A bill designed to make it easier for financial institution employees to report financial elder abuse has passed the U.S. House of Representatives and has been sent to the Senate.
Under the Senior$afe Act (H.R. 4538), banks, credit unions, investment advisers and broker-dealers can train supervisors, compliance officers and legal advisors who work for them to identify and report suspected exploitation of anyone aged 65 or more years to federal or state financial regulatory agencies, law enforcement or adult protective services agencies. Those who report their suspicions will not be held liable if they made the disclosures “in good faith and with reasonable care.” Their employers will not be held liable either, as long as they had provided training.
The bill had been introduced by Rep. Kyrsten Sinema (D-AZ) with Reps. Bruce Poliquin (R-ME), Patrick E. Murphy (D-FL) and Mick Mulvaney (R-SC).
“Americans lose billions of dollars each year to financial fraud, and seniors are a top target,” Sinema said. Current laws lack the necessary flexibility to allow financial institutions to report suspected abuse to authorities, she added.

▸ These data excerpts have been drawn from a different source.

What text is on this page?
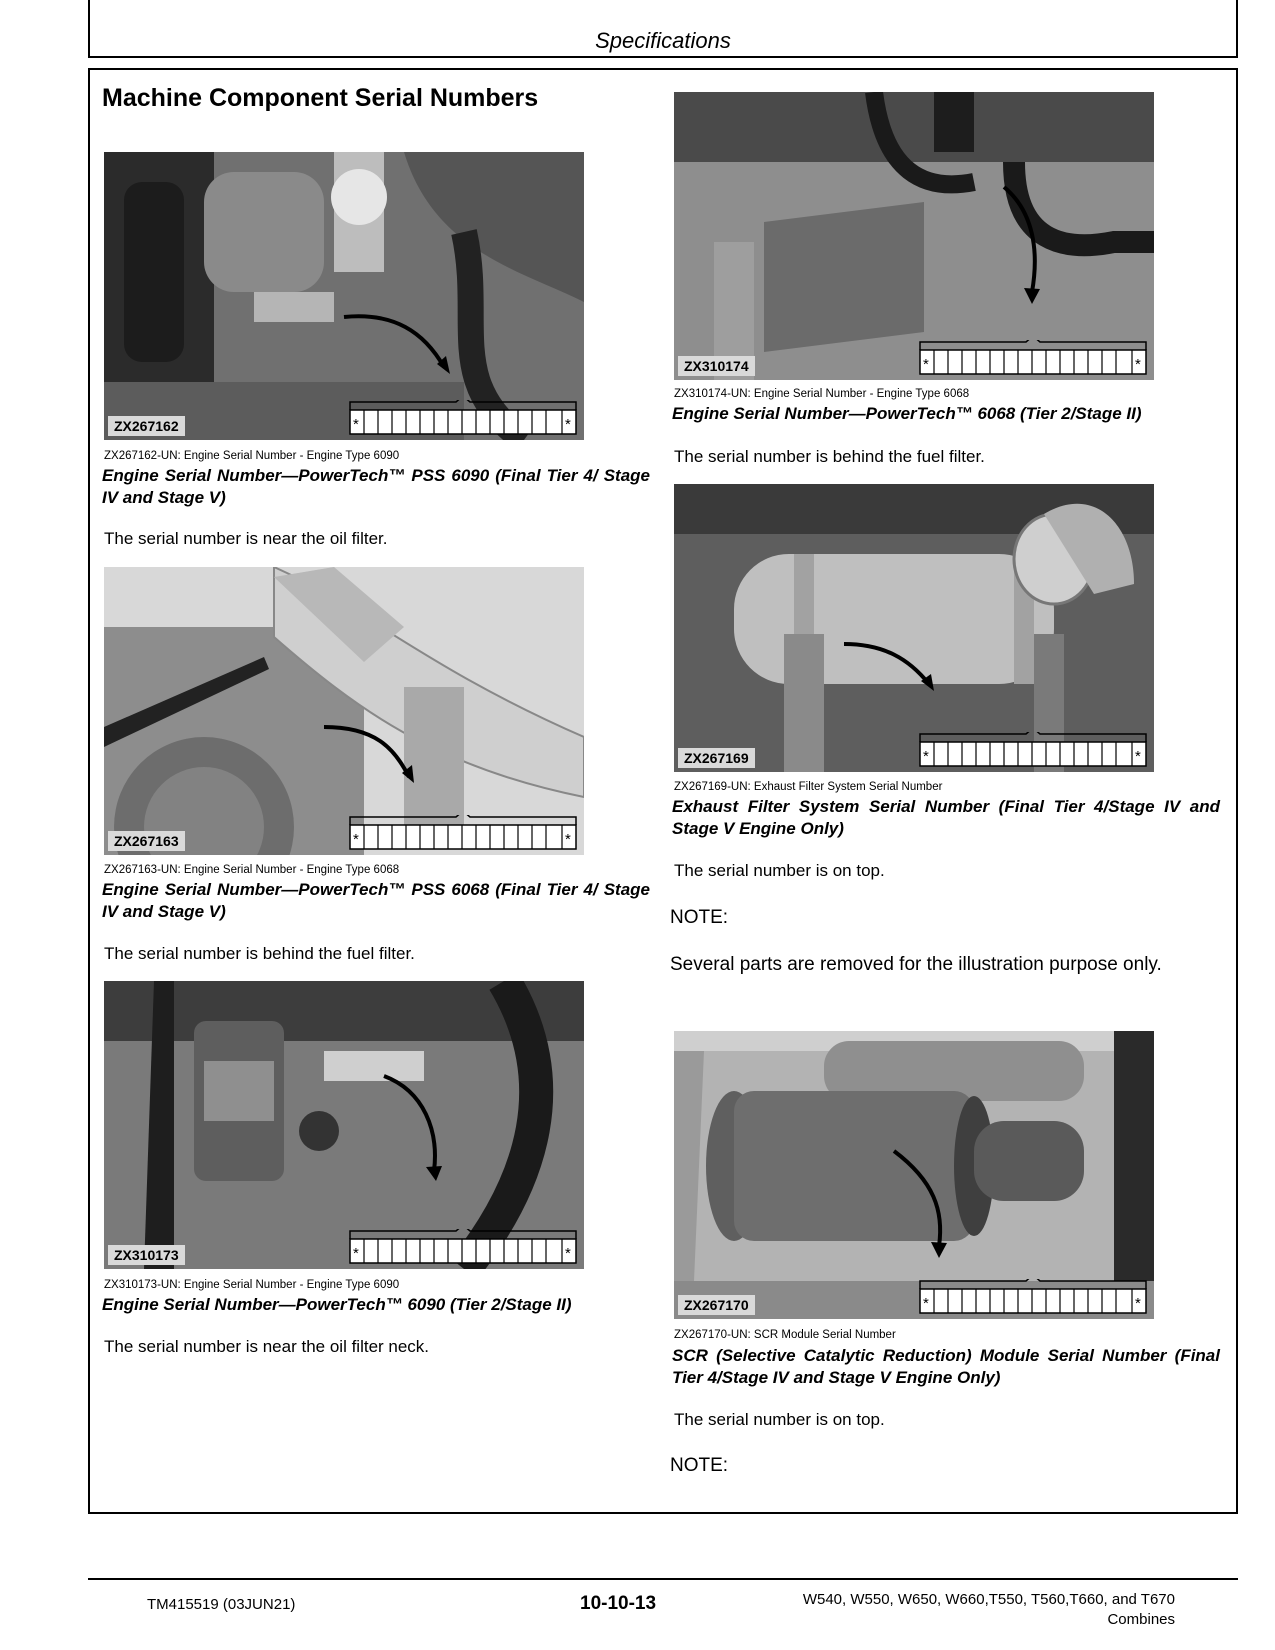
Specifications
Machine Component Serial Numbers
ZX267162	*	*
ZX267162-UN: Engine Serial Number - Engine Type 6090
Engine Serial Number—PowerTech™ PSS 6090 (Final Tier 4/ Stage IV and Stage V)

The serial number is near the oil filter.

ZX267163	*	*
ZX267163-UN: Engine Serial Number - Engine Type 6068
Engine Serial Number—PowerTech™ PSS 6068 (Final Tier 4/ Stage IV and Stage V)

The serial number is behind the fuel filter.

ZX310173	*	*
ZX310173-UN: Engine Serial Number - Engine Type 6090
Engine Serial Number—PowerTech™ 6090 (Tier 2/Stage II)

The serial number is near the oil filter neck.

ZX310174	*	*
ZX310174-UN: Engine Serial Number - Engine Type 6068
Engine Serial Number—PowerTech™ 6068 (Tier 2/Stage II)

The serial number is behind the fuel filter.

ZX267169	*	*
ZX267169-UN: Exhaust Filter System Serial Number
Exhaust Filter System Serial Number (Final Tier 4/Stage IV and Stage V Engine Only)

The serial number is on top.

NOTE:

Several parts are removed for the illustration purpose only.

ZX267170	*	*
ZX267170-UN: SCR Module Serial Number
SCR (Selective Catalytic Reduction) Module Serial Number (Final Tier 4/Stage IV and Stage V Engine Only)

The serial number is on top.

NOTE:

TM415519 (03JUN21)	10-10-13	W540, W550, W650, W660,T550, T560,T660, and T670
Combines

Dale Brown, president and CEO of the Financial Services Institute, which advocates on behalf of independent financial advisers and financial services firms, cheered the bill’s passage. “By providing civil and administrative immunity to financial services firms and advisers, the legislation would allow financial professionals to report potential abuse to government organizations without violating privacy laws,” he said. “It also standardizes training to help identify and report instances of suspected abuse.”
Sens. Susan Collins (R-ME) and Claire McCaskill (D-MO), chairwoman and ranking member, respectively, of the Senate Special Committee on Aging, had introduced a similar bill in the Senate this past fall.